Presente de Bento XVI aos que procuram o rosto de Jesus

Bispo de Aveiro apresentou livro que encerra a trilogia dedicada por Bento XVI a Jesus de Nazaré. Investigação e testemunho de um crente que é Papa.

“Bento XVI quis dar um presente de Natal à Igreja e a quantos procuram o rosto de Jesus Cristo”, afirmou D. António Francisco na apresentação de “A Infância de Jesus” (ed. Principia), terceiro e último volume que o Papa dedicou a Jesus de Nazaré.

Na sessão que decorreu na noite de 9 de janeiro, no Centro Universitário Fé e Cultura, o Bispo de Aveiro confessou que o primeiro contacto com a obra foi uma “surpresa”, pois o “livro é pequeno”, 112 páginas, quando o imaginava maior, vendo nisso uma “autocrítica”: “O Papa escreveu o que era necessário e suficiente. Às vezes, escrevemos de mais para dizer o que poderia ser dito de forma mais simples e com palavras mais diretas”.

D. António Francisco referiu que este terceiro volume, que aborda as narrativas evangélicas sobre a infância de Jesus (capítulos 1 e 2 de Mateus e Lucas), é um “pórtico para conhecer Jesus” e “encontrar luz para reler os outros dois volumes”. Referiu a “longa investigação” do autor, “mesmo antes da eleição papal”, sempre “no seio da Tradição da Igreja”, mas usando também a “exegese moderna” e “dando testemunho de crente”.

Quanto a ideias fortes a partir do interior da obra, D. António Francisco afirmou que o livro parte da pergunta de Pilatos a Jesus sobre a identidade do messias, que vem no Evangelho de João, no contexto da Paixão, para a seguir falar dos primeiros anos de vida de Jesus. A explicação para esta relação está em que “presépio e calvário estão próximos”, tal como o “parto original e a ressurreição”, pois com Jesus tem início a “nova humanidade”. O episódio da estrela, com o seu percurso teológico e não astronómico, mostra como estamos perante algo novo. “Não é a estrela que determina o caminho do Menino, mas o Menino que muda o destino da estrela”, afirmou.

A ideia de testemunho pessoal do teólogo Joseph Ratzinger, que é Papa, foi muito sublinhada pelo Bispo de Aveiro.
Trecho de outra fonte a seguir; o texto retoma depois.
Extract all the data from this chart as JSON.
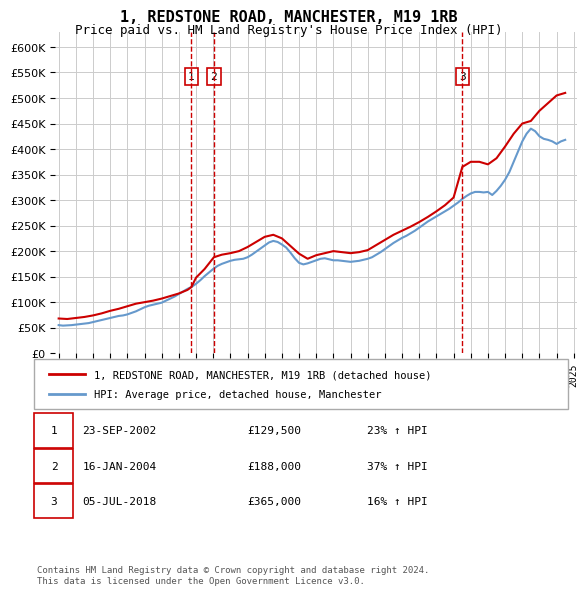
{
  "title": "1, REDSTONE ROAD, MANCHESTER, M19 1RB",
  "subtitle": "Price paid vs. HM Land Registry's House Price Index (HPI)",
  "legend_line1": "1, REDSTONE ROAD, MANCHESTER, M19 1RB (detached house)",
  "legend_line2": "HPI: Average price, detached house, Manchester",
  "footer": "Contains HM Land Registry data © Crown copyright and database right 2024.\nThis data is licensed under the Open Government Licence v3.0.",
  "transactions": [
    {
      "num": 1,
      "date": "23-SEP-2002",
      "price": "£129,500",
      "hpi": "23% ↑ HPI"
    },
    {
      "num": 2,
      "date": "16-JAN-2004",
      "price": "£188,000",
      "hpi": "37% ↑ HPI"
    },
    {
      "num": 3,
      "date": "05-JUL-2018",
      "price": "£365,000",
      "hpi": "16% ↑ HPI"
    }
  ],
  "vline_dates": [
    2002.73,
    2004.04,
    2018.51
  ],
  "ylim": [
    0,
    630000
  ],
  "yticks": [
    0,
    50000,
    100000,
    150000,
    200000,
    250000,
    300000,
    350000,
    400000,
    450000,
    500000,
    550000,
    600000
  ],
  "red_color": "#cc0000",
  "blue_color": "#6699cc",
  "grid_color": "#cccccc",
  "bg_color": "#ffffff",
  "hpi_data": {
    "years": [
      1995.0,
      1995.25,
      1995.5,
      1995.75,
      1996.0,
      1996.25,
      1996.5,
      1996.75,
      1997.0,
      1997.25,
      1997.5,
      1997.75,
      1998.0,
      1998.25,
      1998.5,
      1998.75,
      1999.0,
      1999.25,
      1999.5,
      1999.75,
      2000.0,
      2000.25,
      2000.5,
      2000.75,
      2001.0,
      2001.25,
      2001.5,
      2001.75,
      2002.0,
      2002.25,
      2002.5,
      2002.75,
      2003.0,
      2003.25,
      2003.5,
      2003.75,
      2004.0,
      2004.25,
      2004.5,
      2004.75,
      2005.0,
      2005.25,
      2005.5,
      2005.75,
      2006.0,
      2006.25,
      2006.5,
      2006.75,
      2007.0,
      2007.25,
      2007.5,
      2007.75,
      2008.0,
      2008.25,
      2008.5,
      2008.75,
      2009.0,
      2009.25,
      2009.5,
      2009.75,
      2010.0,
      2010.25,
      2010.5,
      2010.75,
      2011.0,
      2011.25,
      2011.5,
      2011.75,
      2012.0,
      2012.25,
      2012.5,
      2012.75,
      2013.0,
      2013.25,
      2013.5,
      2013.75,
      2014.0,
      2014.25,
      2014.5,
      2014.75,
      2015.0,
      2015.25,
      2015.5,
      2015.75,
      2016.0,
      2016.25,
      2016.5,
      2016.75,
      2017.0,
      2017.25,
      2017.5,
      2017.75,
      2018.0,
      2018.25,
      2018.5,
      2018.75,
      2019.0,
      2019.25,
      2019.5,
      2019.75,
      2020.0,
      2020.25,
      2020.5,
      2020.75,
      2021.0,
      2021.25,
      2021.5,
      2021.75,
      2022.0,
      2022.25,
      2022.5,
      2022.75,
      2023.0,
      2023.25,
      2023.5,
      2023.75,
      2024.0,
      2024.25,
      2024.5
    ],
    "values": [
      55000,
      54000,
      54500,
      55000,
      56000,
      57000,
      58000,
      59000,
      61000,
      63000,
      65000,
      67000,
      69000,
      71000,
      73000,
      74000,
      76000,
      79000,
      82000,
      86000,
      90000,
      93000,
      95000,
      97000,
      99000,
      103000,
      107000,
      111000,
      116000,
      121000,
      126000,
      130000,
      136000,
      143000,
      151000,
      158000,
      165000,
      171000,
      175000,
      178000,
      181000,
      183000,
      184000,
      185000,
      188000,
      193000,
      199000,
      205000,
      211000,
      217000,
      220000,
      218000,
      213000,
      207000,
      197000,
      186000,
      177000,
      174000,
      176000,
      179000,
      182000,
      185000,
      186000,
      184000,
      182000,
      182000,
      181000,
      180000,
      179000,
      180000,
      181000,
      183000,
      185000,
      188000,
      193000,
      198000,
      204000,
      210000,
      216000,
      221000,
      226000,
      230000,
      235000,
      240000,
      246000,
      252000,
      258000,
      263000,
      268000,
      273000,
      278000,
      283000,
      289000,
      295000,
      302000,
      308000,
      313000,
      316000,
      316000,
      315000,
      316000,
      310000,
      318000,
      328000,
      340000,
      355000,
      375000,
      395000,
      415000,
      430000,
      440000,
      435000,
      425000,
      420000,
      418000,
      415000,
      410000,
      415000,
      418000
    ]
  },
  "red_data": {
    "years": [
      1995.0,
      1995.5,
      1996.0,
      1996.5,
      1997.0,
      1997.5,
      1998.0,
      1998.5,
      1999.0,
      1999.5,
      2000.0,
      2000.5,
      2001.0,
      2001.5,
      2002.0,
      2002.5,
      2002.73,
      2003.0,
      2003.5,
      2004.04,
      2004.5,
      2005.0,
      2005.5,
      2006.0,
      2006.5,
      2007.0,
      2007.5,
      2008.0,
      2008.5,
      2009.0,
      2009.5,
      2010.0,
      2010.5,
      2011.0,
      2011.5,
      2012.0,
      2012.5,
      2013.0,
      2013.5,
      2014.0,
      2014.5,
      2015.0,
      2015.5,
      2016.0,
      2016.5,
      2017.0,
      2017.5,
      2018.0,
      2018.51,
      2019.0,
      2019.5,
      2020.0,
      2020.5,
      2021.0,
      2021.5,
      2022.0,
      2022.5,
      2023.0,
      2023.5,
      2024.0,
      2024.5
    ],
    "values": [
      68000,
      67000,
      69000,
      71000,
      74000,
      78000,
      83000,
      87000,
      92000,
      97000,
      100000,
      103000,
      107000,
      112000,
      117000,
      124000,
      129500,
      148000,
      165000,
      188000,
      193000,
      196000,
      200000,
      208000,
      218000,
      228000,
      232000,
      225000,
      210000,
      195000,
      185000,
      192000,
      196000,
      200000,
      198000,
      196000,
      198000,
      202000,
      212000,
      222000,
      232000,
      240000,
      248000,
      257000,
      267000,
      278000,
      290000,
      305000,
      365000,
      375000,
      375000,
      370000,
      382000,
      405000,
      430000,
      450000,
      455000,
      475000,
      490000,
      505000,
      510000
    ]
  }
}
Bento XVI quis “dar a conhecer Jesus à luz do Espírito e da Tradição da Igreja”, com uma investigação que “não é magistério” mas antes “procura pessoal do rosto de Jesus“, um “apresentar a crentes e não crentes a sua fé”.

D. António Francisco notou que os livros são “um testemunho de forma nova” na tradição eclesial, pois nunca nenhum Papa escrevera obras deste teor, e elogiou a coragem de Bento XVI se expor a críticas de “crentes, exegetas, filósofos e teólogos”, pois logo no primeiro volume lançara o convite ao debate teológico sobre Jesus. “Que os livros sejam oportunidade para falar de Jesus, mesmo que discordem, contestem, argumentem. Desde que falem de Jesus, vale a pena”, sintetizou o Bispo de Aveiro.